En Mars dernier, un appel à solidarité a été lancé pour le compte de Papa Noël Mamy, musicien de la diaspora malgache vivant à Marrakech. Confronté à une perte auditive sévère l’empêchant de poursuivre son activité artistique, il était nécessaire de lui procurer un appareil auditif, d’une valeur de 12 000 dirhams marocains (environ 1 200 €). Mais ce qui n’était au départ qu’un cri du cœur est devenu une véritable démonstration de solidarité diasporique.

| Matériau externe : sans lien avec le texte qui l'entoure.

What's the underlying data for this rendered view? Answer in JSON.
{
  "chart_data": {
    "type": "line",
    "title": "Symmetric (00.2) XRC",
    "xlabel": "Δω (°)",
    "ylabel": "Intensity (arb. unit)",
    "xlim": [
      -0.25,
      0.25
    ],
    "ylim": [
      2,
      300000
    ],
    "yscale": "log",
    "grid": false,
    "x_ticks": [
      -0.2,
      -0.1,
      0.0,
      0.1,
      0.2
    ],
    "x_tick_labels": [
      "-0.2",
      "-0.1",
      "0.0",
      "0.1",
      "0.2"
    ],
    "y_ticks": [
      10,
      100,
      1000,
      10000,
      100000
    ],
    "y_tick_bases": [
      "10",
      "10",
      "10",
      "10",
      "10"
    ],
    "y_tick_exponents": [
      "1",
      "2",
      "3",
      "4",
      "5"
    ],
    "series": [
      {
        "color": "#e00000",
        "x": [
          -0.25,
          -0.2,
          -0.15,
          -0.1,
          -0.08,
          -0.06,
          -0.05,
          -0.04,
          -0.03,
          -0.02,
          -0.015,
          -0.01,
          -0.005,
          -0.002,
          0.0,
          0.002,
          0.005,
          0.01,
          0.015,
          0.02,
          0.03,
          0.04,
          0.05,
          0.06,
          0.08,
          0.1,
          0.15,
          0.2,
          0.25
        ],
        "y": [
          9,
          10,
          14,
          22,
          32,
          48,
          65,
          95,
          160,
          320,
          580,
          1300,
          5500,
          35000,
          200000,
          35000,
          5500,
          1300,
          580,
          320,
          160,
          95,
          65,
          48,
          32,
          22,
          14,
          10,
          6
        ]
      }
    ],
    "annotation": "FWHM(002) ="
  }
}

Une mobilisation qui dépasse les frontières
Suite à cet appel, une chaîne de solidarité s’est rapidement mise en place, impliquant acteurs diasporiques, institutions solidaires tels que la CARITAS Maroc, et les relais communautaires.
L’intervention déterminante est venue de la Fondation Lalla Asmaa pour les sourds et malentendants, qui a permis à Papa Noël Mamy de bénéficier d’un appareil auditif adapté.


Noël Mamy, avec l’appareil auditif pris en charge par la Fondation Lalla Asmaa pour les sourds et les malentendants.
Un geste qui va bien au-delà du médical
Comme le souligne le Groupe des Épouses des Ambassadeurs Africains au Maroc (GEAAM), qui a permis la connexion entre la Fondation Lalla Asmaa pour sourds et malentendants et l’Ambassade de Madagascar pour le compte de Papa Noël, cette action s’inscrit pleinement dans une dynamique de solidarité et d’inclusion sociale, en cohérence avec les engagements du Royaume en faveur des populations vulnérables.
L’Ambassade de Madagascar au Maroc, représentation diplomatique du pays d’origine de Noël Mamy, a aussi officiellement exprimé sa profonde gratitude, saluant ce geste d’une grande générosité, qui a permis d’améliorer significativement la qualité de vie du bénéficiaire, et d’envisager une reprise de son activité de musicien. Car, en plus de l’appareil auditif, ladite Fondation a permis à Noël Mamy de bénéficier aussi d’une prise en charge complète pour ses séances de rééducation chez un orthophoniste.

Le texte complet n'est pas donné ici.